We can split out the costs and associate the carbon to this individually through programmes such as Xero and Agrecalc for example, but why not look at it together?  Look at how much fertiliser has been used, and then how much that has cost us for example.  Through making that connection we can see how improving establishment methods or crop choices impact on the business in both a cash and carbon sense.

To focus the mind, the traditional farm subsidy schemes are changing, and new funding will follow the mantra of Public Money for Public Goods.  Therefore, that link between costs and carbon investment is going to be essential to see what the Public Good is in terms of reducing a farm’s environmental footprint and improving business performance.

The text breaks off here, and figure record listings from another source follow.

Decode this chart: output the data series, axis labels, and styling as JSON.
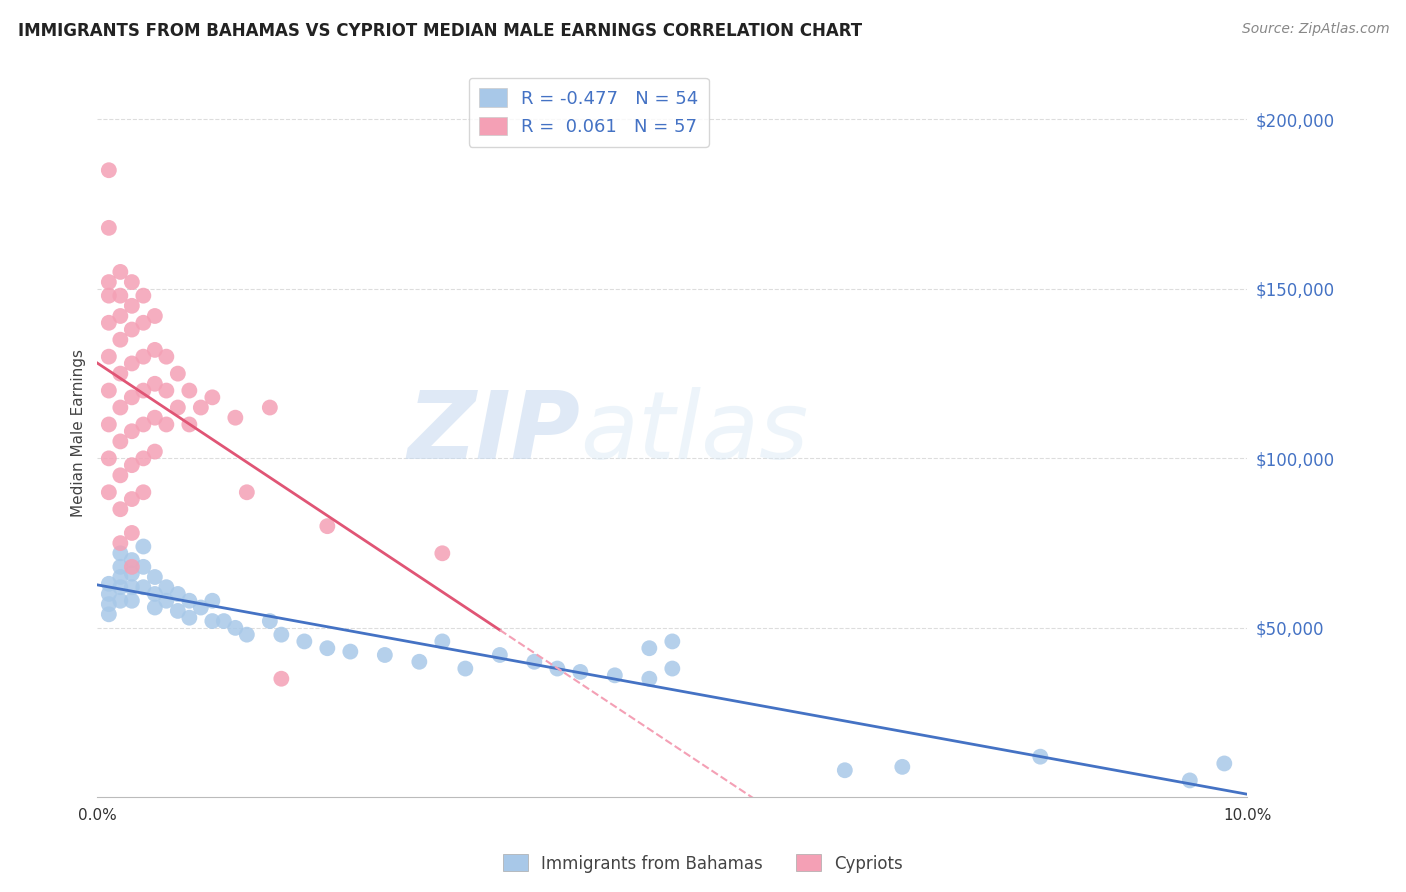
{
  "title": "IMMIGRANTS FROM BAHAMAS VS CYPRIOT MEDIAN MALE EARNINGS CORRELATION CHART",
  "source": "Source: ZipAtlas.com",
  "ylabel": "Median Male Earnings",
  "xmin": 0.0,
  "xmax": 0.1,
  "ymin": 0,
  "ymax": 215000,
  "color_bahamas": "#a8c8e8",
  "color_cypriot": "#f4a0b5",
  "color_line_bahamas": "#4472c4",
  "color_line_cypriot": "#e05575",
  "color_trendline_cypriot_dashed": "#f4a0b5",
  "watermark_zip": "ZIP",
  "watermark_atlas": "atlas",
  "bahamas_x": [
    0.001,
    0.001,
    0.001,
    0.001,
    0.002,
    0.002,
    0.002,
    0.002,
    0.002,
    0.003,
    0.003,
    0.003,
    0.003,
    0.004,
    0.004,
    0.004,
    0.005,
    0.005,
    0.005,
    0.006,
    0.006,
    0.007,
    0.007,
    0.008,
    0.008,
    0.009,
    0.01,
    0.01,
    0.011,
    0.012,
    0.013,
    0.015,
    0.016,
    0.018,
    0.02,
    0.022,
    0.025,
    0.028,
    0.03,
    0.032,
    0.035,
    0.038,
    0.04,
    0.042,
    0.045,
    0.048,
    0.05,
    0.048,
    0.065,
    0.07,
    0.082,
    0.05,
    0.095,
    0.098
  ],
  "bahamas_y": [
    63000,
    60000,
    57000,
    54000,
    72000,
    68000,
    65000,
    62000,
    58000,
    70000,
    66000,
    62000,
    58000,
    74000,
    68000,
    62000,
    65000,
    60000,
    56000,
    62000,
    58000,
    60000,
    55000,
    58000,
    53000,
    56000,
    58000,
    52000,
    52000,
    50000,
    48000,
    52000,
    48000,
    46000,
    44000,
    43000,
    42000,
    40000,
    46000,
    38000,
    42000,
    40000,
    38000,
    37000,
    36000,
    35000,
    46000,
    44000,
    8000,
    9000,
    12000,
    38000,
    5000,
    10000
  ],
  "cypriot_x": [
    0.001,
    0.001,
    0.001,
    0.001,
    0.001,
    0.001,
    0.001,
    0.001,
    0.001,
    0.001,
    0.002,
    0.002,
    0.002,
    0.002,
    0.002,
    0.002,
    0.002,
    0.002,
    0.002,
    0.002,
    0.003,
    0.003,
    0.003,
    0.003,
    0.003,
    0.003,
    0.003,
    0.003,
    0.003,
    0.003,
    0.004,
    0.004,
    0.004,
    0.004,
    0.004,
    0.004,
    0.004,
    0.005,
    0.005,
    0.005,
    0.005,
    0.005,
    0.006,
    0.006,
    0.006,
    0.007,
    0.007,
    0.008,
    0.008,
    0.009,
    0.01,
    0.012,
    0.015,
    0.02,
    0.03,
    0.013,
    0.016
  ],
  "cypriot_y": [
    185000,
    168000,
    152000,
    148000,
    140000,
    130000,
    120000,
    110000,
    100000,
    90000,
    155000,
    148000,
    142000,
    135000,
    125000,
    115000,
    105000,
    95000,
    85000,
    75000,
    152000,
    145000,
    138000,
    128000,
    118000,
    108000,
    98000,
    88000,
    78000,
    68000,
    148000,
    140000,
    130000,
    120000,
    110000,
    100000,
    90000,
    142000,
    132000,
    122000,
    112000,
    102000,
    130000,
    120000,
    110000,
    125000,
    115000,
    120000,
    110000,
    115000,
    118000,
    112000,
    115000,
    80000,
    72000,
    90000,
    35000
  ]
}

Starting to investigate that link NOW will help to create a baseline from which a business can justifiably demonstrate that their management practices are having a positive impact on carbon stocks, and thus activate the mechanism to receive public money for that positive contribution.

So why don’t we currently do this then?

We still need a robust baseline for British agriculture and at a farm level.  We cannot measure and manage something if we do not have a baseline.

Unless farmer engagement in the matter is improved and seeing a carbon audit as a “tick box” exercise and not valued the same as a set of accounts or costings, then this will always be seen as “another thing to do”.  I do see increased interest in farmers wanting to carry out a carbon audit to see where they can improve, both their carbon footprint but also profitability.


As an industry we should be taking the time to look in-depth at our carbon footprint, embrace the research that is going on and use it to our advantage within our farming enterprises.

A phrase I heard on a recent webinar and one I agree with, even more after thinking through the above is, “farming needs to be the solution to the environment, not the problem.”

While that may conjure up ideas of rewilding or tree planting, there is no reason in my mind that, with the use of carbon as the driving force we could be  world class leaders in sustainable agriculture, reach net zero and produce high quality products while reducing our environmental impact.